The board, no doubt, will experience some difficulty along this line, but they are not required to do impossibilities, but must classify the land, as provided by said section, the best they can under such evidence as they may have or may be able to get. The court is not insensible to the difficulties that are presented to the board in this ease, as it appears from the record it 'will be almost impossible to correctly classify *125or put into one class the land that was irrigated under the first appropriation, as no doubt the land was not irrigated in forty-acre tracts as per government survey, but in irregular strips, concerning which it would be impossible at this late day to get evidence necessary to correctly describe the lands which should be placed in such classification.
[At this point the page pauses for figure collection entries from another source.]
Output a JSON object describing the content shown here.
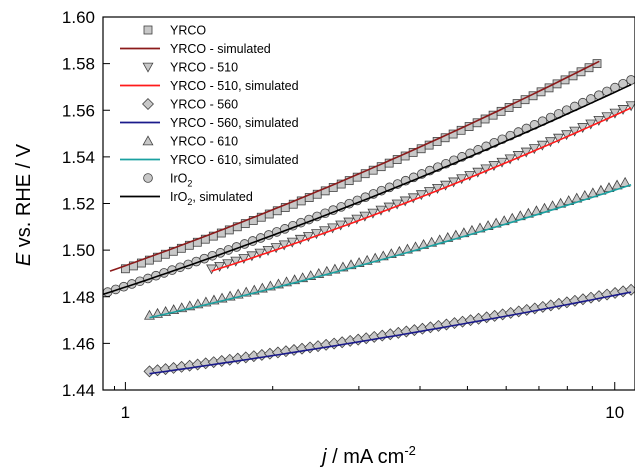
{
  "chart_data": {
    "type": "scatter",
    "xlabel": "j / mA cm-2",
    "ylabel": "E vs. RHE / V",
    "x_scale": "log",
    "xlim": [
      0.9,
      11
    ],
    "ylim": [
      1.44,
      1.6
    ],
    "x_ticks": [
      "1",
      "10"
    ],
    "y_ticks": [
      "1.44",
      "1.46",
      "1.48",
      "1.50",
      "1.52",
      "1.54",
      "1.56",
      "1.58",
      "1.60"
    ],
    "grid": false,
    "legend_position": "top-left",
    "series": [
      {
        "name": "YRCO",
        "kind": "markers",
        "marker": "square",
        "fill": "#c8c8c8",
        "x_range": [
          1.0,
          9.2
        ],
        "y_range": [
          1.492,
          1.58
        ]
      },
      {
        "name": "YRCO - simulated",
        "kind": "line",
        "color": "#8b1a1a",
        "x_range": [
          0.93,
          9.3
        ],
        "y_range": [
          1.491,
          1.581
        ]
      },
      {
        "name": "YRCO - 510",
        "kind": "markers",
        "marker": "triangle-down",
        "fill": "#c8c8c8",
        "x_range": [
          1.5,
          10.8
        ],
        "y_range": [
          1.492,
          1.562
        ]
      },
      {
        "name": "YRCO - 510, simulated",
        "kind": "line",
        "color": "#ff1a1a",
        "x_range": [
          1.5,
          10.8
        ],
        "y_range": [
          1.491,
          1.561
        ]
      },
      {
        "name": "YRCO - 560",
        "kind": "markers",
        "marker": "diamond",
        "fill": "#c8c8c8",
        "x_range": [
          1.12,
          10.8
        ],
        "y_range": [
          1.448,
          1.483
        ]
      },
      {
        "name": "YRCO - 560, simulated",
        "kind": "line",
        "color": "#1a1a8b",
        "x_range": [
          1.12,
          10.8
        ],
        "y_range": [
          1.447,
          1.482
        ]
      },
      {
        "name": "YRCO - 610",
        "kind": "markers",
        "marker": "triangle-up",
        "fill": "#c8c8c8",
        "x_range": [
          1.12,
          10.5
        ],
        "y_range": [
          1.472,
          1.529
        ]
      },
      {
        "name": "YRCO - 610, simulated",
        "kind": "line",
        "color": "#1aa0a0",
        "x_range": [
          1.12,
          10.8
        ],
        "y_range": [
          1.471,
          1.528
        ]
      },
      {
        "name": "IrO2",
        "kind": "markers",
        "marker": "circle",
        "fill": "#c8c8c8",
        "x_range": [
          0.92,
          10.8
        ],
        "y_range": [
          1.482,
          1.573
        ]
      },
      {
        "name": "IrO2, simulated",
        "kind": "line",
        "color": "#000000",
        "x_range": [
          0.9,
          10.8
        ],
        "y_range": [
          1.481,
          1.571
        ]
      }
    ]
  }
}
The fact that the plaintiffs in this case were not able to describe their land correctly in their first application only serves to emphasize the difficulty presented to the board in classifying thousands of acres of land, with the records of the original company destroyed, much of the land irrigated having changed hands in the last twenty-five years, many of the first owners having left the country, and with no funds in the hands of the board and no power given to the board to subpoena witnesses. These things show some of the many difficulties in the way of the board in making such classification.

However, the board must proceed and make the best classification it can, and the writ of mandate must issue as prayed for, and it is so ordered, with costs in favor of the respondents.

Ailshie, C. J., and Stewart, J., concur.